Die ersten Löschmaßnahmen wurden mittels Wasserwerfer eingeleitet. Durch den raschen und gezielten Löschangriff konnte der Brand bereits in der Anfangsphase wirkungsvoll eingedämmt werden. Gleichzeitig gelang es, die starke Rauchentwicklung deutlich zu reduzieren und ein Übergreifen auf umliegende Bereiche zu verhindern.
Im weiteren Einsatzverlauf wurde dem Löschwasser Schaummittel beigemengt. Dadurch konnte dem brennenden Material zusätzlich Wärme entzogen werden, was die Löscharbeiten wesentlich unterstützte und die Gefahr eines erneuten Aufflammens verringerte.

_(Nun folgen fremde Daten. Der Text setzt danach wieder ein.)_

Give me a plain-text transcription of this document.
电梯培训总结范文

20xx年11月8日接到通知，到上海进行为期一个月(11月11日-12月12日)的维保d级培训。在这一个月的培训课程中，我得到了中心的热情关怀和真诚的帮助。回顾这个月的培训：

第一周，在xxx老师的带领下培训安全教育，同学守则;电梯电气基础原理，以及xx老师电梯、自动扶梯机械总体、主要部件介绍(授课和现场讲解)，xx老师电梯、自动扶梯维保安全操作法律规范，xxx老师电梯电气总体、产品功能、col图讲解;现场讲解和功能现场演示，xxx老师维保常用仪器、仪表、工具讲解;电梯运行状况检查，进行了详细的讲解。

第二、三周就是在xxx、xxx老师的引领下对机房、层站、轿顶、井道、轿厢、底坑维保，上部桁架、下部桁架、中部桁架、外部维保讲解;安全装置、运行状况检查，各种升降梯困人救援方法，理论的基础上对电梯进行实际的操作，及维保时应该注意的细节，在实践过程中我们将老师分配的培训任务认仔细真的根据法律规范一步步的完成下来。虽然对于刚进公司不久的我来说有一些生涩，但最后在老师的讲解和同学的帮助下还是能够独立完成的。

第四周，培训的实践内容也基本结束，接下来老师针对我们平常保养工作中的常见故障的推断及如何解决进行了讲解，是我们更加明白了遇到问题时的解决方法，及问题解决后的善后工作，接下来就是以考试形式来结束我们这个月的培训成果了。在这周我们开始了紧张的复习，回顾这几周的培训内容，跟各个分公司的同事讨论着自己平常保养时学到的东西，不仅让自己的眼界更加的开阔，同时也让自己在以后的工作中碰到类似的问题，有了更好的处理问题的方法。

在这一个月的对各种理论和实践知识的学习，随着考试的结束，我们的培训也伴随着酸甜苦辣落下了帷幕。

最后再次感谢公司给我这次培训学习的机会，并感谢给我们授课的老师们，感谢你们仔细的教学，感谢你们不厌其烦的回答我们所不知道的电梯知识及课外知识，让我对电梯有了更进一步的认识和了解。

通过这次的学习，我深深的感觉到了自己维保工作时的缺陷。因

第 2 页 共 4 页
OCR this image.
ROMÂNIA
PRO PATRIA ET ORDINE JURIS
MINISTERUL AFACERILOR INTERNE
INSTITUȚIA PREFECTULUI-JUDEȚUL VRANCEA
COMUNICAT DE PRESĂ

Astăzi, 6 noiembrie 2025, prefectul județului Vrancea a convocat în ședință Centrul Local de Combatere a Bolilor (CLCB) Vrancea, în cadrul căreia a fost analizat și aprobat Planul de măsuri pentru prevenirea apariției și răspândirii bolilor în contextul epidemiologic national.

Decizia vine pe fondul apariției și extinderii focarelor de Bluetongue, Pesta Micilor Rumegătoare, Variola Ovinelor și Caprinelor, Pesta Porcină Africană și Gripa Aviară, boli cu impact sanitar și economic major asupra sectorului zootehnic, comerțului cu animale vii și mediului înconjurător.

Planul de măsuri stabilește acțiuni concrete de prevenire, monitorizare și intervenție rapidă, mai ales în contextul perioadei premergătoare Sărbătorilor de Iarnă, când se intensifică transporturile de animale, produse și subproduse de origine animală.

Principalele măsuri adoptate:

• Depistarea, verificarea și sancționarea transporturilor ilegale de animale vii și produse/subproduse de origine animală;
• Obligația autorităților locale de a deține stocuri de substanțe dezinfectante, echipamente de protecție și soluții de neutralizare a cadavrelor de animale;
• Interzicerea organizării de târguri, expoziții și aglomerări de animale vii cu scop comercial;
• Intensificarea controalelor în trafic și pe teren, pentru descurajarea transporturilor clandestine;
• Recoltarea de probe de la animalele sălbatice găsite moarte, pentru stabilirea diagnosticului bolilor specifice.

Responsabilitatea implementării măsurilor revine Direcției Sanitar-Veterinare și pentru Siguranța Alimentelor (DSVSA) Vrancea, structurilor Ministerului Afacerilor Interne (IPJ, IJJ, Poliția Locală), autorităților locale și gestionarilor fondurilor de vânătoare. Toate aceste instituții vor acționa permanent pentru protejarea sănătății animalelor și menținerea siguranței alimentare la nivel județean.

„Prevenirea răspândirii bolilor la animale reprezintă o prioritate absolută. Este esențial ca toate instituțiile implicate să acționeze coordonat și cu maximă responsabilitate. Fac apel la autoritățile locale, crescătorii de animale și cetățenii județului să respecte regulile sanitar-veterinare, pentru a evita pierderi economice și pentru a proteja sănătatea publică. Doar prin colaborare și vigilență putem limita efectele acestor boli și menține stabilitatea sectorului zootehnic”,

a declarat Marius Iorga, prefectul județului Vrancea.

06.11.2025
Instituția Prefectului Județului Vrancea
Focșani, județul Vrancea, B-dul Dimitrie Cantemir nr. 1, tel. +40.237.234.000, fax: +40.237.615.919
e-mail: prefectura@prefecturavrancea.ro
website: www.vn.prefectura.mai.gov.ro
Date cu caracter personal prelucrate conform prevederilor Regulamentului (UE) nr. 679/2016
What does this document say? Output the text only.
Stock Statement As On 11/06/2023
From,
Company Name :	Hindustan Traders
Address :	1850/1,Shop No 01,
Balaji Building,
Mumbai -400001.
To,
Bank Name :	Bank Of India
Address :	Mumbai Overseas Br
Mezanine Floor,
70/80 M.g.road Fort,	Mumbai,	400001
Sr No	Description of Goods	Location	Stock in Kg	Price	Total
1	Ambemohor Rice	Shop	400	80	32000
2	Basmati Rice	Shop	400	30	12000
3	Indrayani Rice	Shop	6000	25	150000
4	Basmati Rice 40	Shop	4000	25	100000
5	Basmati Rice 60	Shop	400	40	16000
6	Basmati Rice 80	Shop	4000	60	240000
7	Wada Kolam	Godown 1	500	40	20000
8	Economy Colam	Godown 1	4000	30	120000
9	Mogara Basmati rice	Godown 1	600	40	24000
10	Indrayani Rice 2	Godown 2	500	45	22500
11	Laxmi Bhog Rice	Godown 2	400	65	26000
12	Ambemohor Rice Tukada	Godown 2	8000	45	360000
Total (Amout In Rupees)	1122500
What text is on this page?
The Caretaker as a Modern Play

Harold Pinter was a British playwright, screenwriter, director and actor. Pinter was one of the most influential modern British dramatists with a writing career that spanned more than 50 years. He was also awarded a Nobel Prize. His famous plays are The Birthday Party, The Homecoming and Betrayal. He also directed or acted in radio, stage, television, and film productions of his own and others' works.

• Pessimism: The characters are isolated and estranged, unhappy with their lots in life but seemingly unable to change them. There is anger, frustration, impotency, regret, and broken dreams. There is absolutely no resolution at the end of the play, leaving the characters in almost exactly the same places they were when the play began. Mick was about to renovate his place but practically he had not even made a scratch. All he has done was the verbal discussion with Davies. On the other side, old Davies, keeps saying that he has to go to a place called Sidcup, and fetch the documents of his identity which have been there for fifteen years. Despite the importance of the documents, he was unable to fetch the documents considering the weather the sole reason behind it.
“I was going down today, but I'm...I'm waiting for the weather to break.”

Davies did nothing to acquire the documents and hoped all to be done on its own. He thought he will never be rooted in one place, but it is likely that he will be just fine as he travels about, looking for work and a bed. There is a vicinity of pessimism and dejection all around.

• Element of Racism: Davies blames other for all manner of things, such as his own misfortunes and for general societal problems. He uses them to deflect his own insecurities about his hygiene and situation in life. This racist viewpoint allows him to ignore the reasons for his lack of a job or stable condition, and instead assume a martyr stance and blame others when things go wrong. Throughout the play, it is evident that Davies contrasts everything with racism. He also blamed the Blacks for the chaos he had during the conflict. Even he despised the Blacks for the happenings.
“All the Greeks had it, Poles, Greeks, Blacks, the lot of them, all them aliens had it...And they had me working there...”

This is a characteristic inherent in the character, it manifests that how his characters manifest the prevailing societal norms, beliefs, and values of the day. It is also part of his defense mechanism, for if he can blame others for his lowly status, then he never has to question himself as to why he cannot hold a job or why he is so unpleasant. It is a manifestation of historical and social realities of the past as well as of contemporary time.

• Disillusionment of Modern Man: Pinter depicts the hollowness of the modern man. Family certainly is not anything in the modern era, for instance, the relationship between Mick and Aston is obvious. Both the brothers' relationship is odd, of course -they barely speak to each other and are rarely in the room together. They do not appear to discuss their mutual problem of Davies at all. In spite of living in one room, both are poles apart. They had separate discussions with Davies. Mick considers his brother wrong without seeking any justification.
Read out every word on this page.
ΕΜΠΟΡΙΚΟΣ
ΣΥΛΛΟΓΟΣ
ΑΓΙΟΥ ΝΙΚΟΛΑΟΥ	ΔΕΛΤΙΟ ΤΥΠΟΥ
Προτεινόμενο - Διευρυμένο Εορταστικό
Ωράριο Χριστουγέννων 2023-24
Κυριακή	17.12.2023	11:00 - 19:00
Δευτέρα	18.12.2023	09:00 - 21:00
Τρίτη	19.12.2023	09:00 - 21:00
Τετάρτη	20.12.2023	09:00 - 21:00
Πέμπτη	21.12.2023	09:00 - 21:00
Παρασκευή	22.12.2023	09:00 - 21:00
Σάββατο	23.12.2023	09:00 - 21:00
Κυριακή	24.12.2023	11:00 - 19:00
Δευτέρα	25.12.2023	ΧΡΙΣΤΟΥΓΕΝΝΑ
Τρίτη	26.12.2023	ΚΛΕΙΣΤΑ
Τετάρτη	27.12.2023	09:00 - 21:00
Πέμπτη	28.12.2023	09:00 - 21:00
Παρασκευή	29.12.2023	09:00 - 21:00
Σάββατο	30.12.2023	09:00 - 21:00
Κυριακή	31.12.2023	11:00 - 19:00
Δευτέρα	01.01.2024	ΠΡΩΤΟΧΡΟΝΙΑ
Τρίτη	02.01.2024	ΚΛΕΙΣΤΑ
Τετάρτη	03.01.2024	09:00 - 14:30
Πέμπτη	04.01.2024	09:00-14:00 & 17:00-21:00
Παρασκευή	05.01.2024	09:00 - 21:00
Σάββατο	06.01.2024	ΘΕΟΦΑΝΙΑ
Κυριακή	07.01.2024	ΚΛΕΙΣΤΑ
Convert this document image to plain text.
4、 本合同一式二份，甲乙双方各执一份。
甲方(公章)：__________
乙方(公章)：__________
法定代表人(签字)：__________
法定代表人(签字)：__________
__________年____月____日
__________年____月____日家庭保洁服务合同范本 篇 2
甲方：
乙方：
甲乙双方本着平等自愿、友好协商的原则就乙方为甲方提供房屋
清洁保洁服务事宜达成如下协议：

Da sich im Inneren des großen PVC-Materiallager zahlreiche Glutnester gebildet hatten, gestalteten sich die Nachlöscharbeiten besonders aufwendig. Zur Unterstützung wurde ein privater Unternehmer mit einem Kranfahrzeug angefordert. Mithilfe des Krans konnte das Brandgut Stück für Stück umgelagert und auseinandergezogen werden. Erst dadurch war es den eingesetzten Feuerwehrkräften möglich, sämtliche Glutnester freizulegen und gezielt abzulöschen. Abschließend wurde das gesamte Material nochmals mit Schaummittel bedeckt, um ein Wiederaufflammen zuverlässig auszuschließen.
Nach mehreren Stunden intensiver Löscharbeiten konnte schließlich „Brand Aus“ gegeben werden. Der Einsatz wurde gegen 10:45 Uhr beendet. Im Anschluss erfolgte die umfangreiche Reinigung der eingesetzten Fahrzeuge, Gerätschaften und Schutzausrüstungen sowie die Wiederherstellung der vollständigen Einsatzbereitschaft.
Insgesamt standen rund 120 Einsatzkräfte im Einsatz. Durch das rasche Eingreifen und die hervorragende Zusammenarbeit aller beteiligten Feuerwehren konnte eine weitere Ausbreitung des Brandes erfolgreich verhindert werden.
Eingesetzte Feuerwehren
- Feuerwehr Völkermarkt
- Freiwillige Feuerwehr Haimburg
- FF St. Peter am Wallersberg
- Freiwillige Feuerwehr St. Stefan bei Haimburg
- Feuerwehr Tainach
- Freiwillige Feuerwehr Griffen
- Feuerwehr Enzelsdorf
Ebenfalls im Einsatz
- Bezirksfeuerwehrkommandant OBR Patrick Skubel
- Polizei Kärnten
Die Feuerwehr Völkermarkt bedankt sich bei allen eingesetzten Kräften, den unterstützenden Feuerwehren, der Polizei Kärnten sowie dem beteiligten Unternehmen mit dem Kranfahrzeug für die ausgezeichnete und professionelle Zusammenarbeit während dieses anspruchsvollen Einsatzes.